Los 80 fueron los años de la famosa Movida madrileña que tan bien ha sabido capitalizar Madrid como una de sus marcas de identidad, pero ese mismo espíritu se vivió en otras ciudades de España como Barcelona, Vigo o la propia Zaragoza que vieron abrir sus persianas a multitud de garitos, salas y discotecas donde pasar las horas en una noche que todavía no estaba tan controlada por las diversas leyes de ocio nocturno y de lo que se beneficiaban los promotores y los usuarios y que sufrían los vecinos con largos fines de semana sin poder pegar ojo. Surgieron así locales como el Scratch en Cesáreo Alierta o el Astorga’s en San Juan de la Cruz, muy conocidos en la ciudad y que además frecuentaban mucho los trabajadores de la antigua base militar estadounidense de la capital aragonesa. También podemos hablar de la Green, En Bruto, la KWM, el Babieca y una larguísima lista de lugares que con el paso del tiempo o el cambio de dueños fueron además cambiando a nombres cada vez más variopintos.

Pero lo cierto es que con el tiempo la fiesta nocturna se fue concentrado en varios centros neurálgicos de la ciudad, en los que cada uno de ellos tenía un tipo de público diferente. Quizás las dos zonas más famosas son El Rollo y el Casco. En su momento, el Rollo, que ya desde hace años vive en una perpetua decadencia y donde quedaban pocos locales abiertos antes de la pandemia, se decía que una ardilla podría atravesar toda la zona saltando de cubata en cubata sin llegar a tocar el suelo por la enorme atracción que producían para los más jóvenes salas como el Devizio, cuyo local se convirtió hace unos años en una iglesia apostólica (curiosas las ironías del devenir de los tiempos) o el Bambalinas, donde en los 90 dicen las malas lenguas que no era difícil encontrarse por allí a algún famoso jugador del Real Zaragoza. Para los jóvenes de unos pocos años más, el punto de atracción era sin duda el Casco, por aquél entonces con una gran variedad de locales de diferente pelaje.

Pero también existieron otros polos de atracción, como la llamada zona heavy, hoy todavía con algún superviviente, o el entorno de la calle Tomás de Zumalacárregui. También la Madalena, con sitios tan emblemáticos como el BV80 en la calle Doctor Palomar y en el que tocaron gente como Bunbury, Mauricio Aznar o Sabina. Y es que lo bueno de la noche zaragozana hasta casi el final de la década de los 2000 es que existían locales para casi todos los gustos musicales y de ambiente, tanto rock, como rap, heavy o música que hoy algunos llamarían «comercial». Eso hacía que muchos crearan hasta lazos de identidad y de «pertenencia» con algunos de esos locales. Sin embargo, a finales de esa década se culminó un largo proceso en el que los bares de la noche se empezaron a homogeneizar en temas musicales poniendo un poco de todo pero a la vez provocando esa pérdida como referencia para mucha gente y su tradicional identidad, creando una noche mucho más plana. Algo que se sumó a la legislación que limitó los horarios de apertura para tratar de conciliar cierta convivencia entre este tipo de lugares con el descanso de los vecinos.

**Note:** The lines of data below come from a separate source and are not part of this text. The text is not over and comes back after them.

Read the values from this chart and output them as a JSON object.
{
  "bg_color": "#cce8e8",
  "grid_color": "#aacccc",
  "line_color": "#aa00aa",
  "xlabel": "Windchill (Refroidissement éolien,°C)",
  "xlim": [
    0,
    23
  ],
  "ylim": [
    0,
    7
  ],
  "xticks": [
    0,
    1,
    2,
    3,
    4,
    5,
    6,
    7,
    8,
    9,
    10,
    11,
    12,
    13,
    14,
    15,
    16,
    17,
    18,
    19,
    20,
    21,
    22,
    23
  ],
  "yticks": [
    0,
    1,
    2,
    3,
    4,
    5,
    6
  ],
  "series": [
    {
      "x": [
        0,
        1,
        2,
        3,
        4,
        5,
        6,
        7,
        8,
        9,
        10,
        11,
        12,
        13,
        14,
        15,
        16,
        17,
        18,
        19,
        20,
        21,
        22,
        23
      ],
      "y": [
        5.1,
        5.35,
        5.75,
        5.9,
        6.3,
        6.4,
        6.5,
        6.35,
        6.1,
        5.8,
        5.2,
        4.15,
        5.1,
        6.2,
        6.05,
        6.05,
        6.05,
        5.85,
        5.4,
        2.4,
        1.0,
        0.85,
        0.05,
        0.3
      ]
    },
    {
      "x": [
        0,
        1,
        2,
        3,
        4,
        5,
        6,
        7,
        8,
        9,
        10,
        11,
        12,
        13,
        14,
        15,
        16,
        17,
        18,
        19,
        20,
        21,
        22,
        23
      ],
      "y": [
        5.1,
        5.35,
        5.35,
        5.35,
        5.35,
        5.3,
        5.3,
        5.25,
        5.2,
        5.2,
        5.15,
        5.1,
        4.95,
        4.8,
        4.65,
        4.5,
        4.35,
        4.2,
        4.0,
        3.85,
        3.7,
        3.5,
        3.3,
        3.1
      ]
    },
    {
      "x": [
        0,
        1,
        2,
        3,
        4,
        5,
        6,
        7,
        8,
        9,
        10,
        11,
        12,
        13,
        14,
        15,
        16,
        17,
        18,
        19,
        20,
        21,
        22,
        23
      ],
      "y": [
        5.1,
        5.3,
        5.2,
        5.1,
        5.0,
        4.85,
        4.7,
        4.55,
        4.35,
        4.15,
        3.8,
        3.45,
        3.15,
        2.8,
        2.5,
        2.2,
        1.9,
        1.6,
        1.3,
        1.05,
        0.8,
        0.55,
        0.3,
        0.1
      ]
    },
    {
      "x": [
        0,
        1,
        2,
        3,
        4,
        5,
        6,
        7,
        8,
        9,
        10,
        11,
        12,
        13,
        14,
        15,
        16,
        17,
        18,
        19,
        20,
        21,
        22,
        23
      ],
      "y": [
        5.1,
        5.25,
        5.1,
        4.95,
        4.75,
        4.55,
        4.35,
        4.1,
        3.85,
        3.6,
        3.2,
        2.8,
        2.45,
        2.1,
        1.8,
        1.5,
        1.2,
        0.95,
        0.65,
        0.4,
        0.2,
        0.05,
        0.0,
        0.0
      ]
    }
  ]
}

Pero como casi todo en la vida no hubo sólo diversión y fantasía. También surgieron los estragos de la maldita droga que a tantos se llevó o el peligro de unos locales que no estaban preparados en materia de seguridad en caso de emergencia. En el recuerdo queda la tragedia de la discoteca Flying aquél 14 de enero de 1990 que se saldó con la muerte de 43 personas.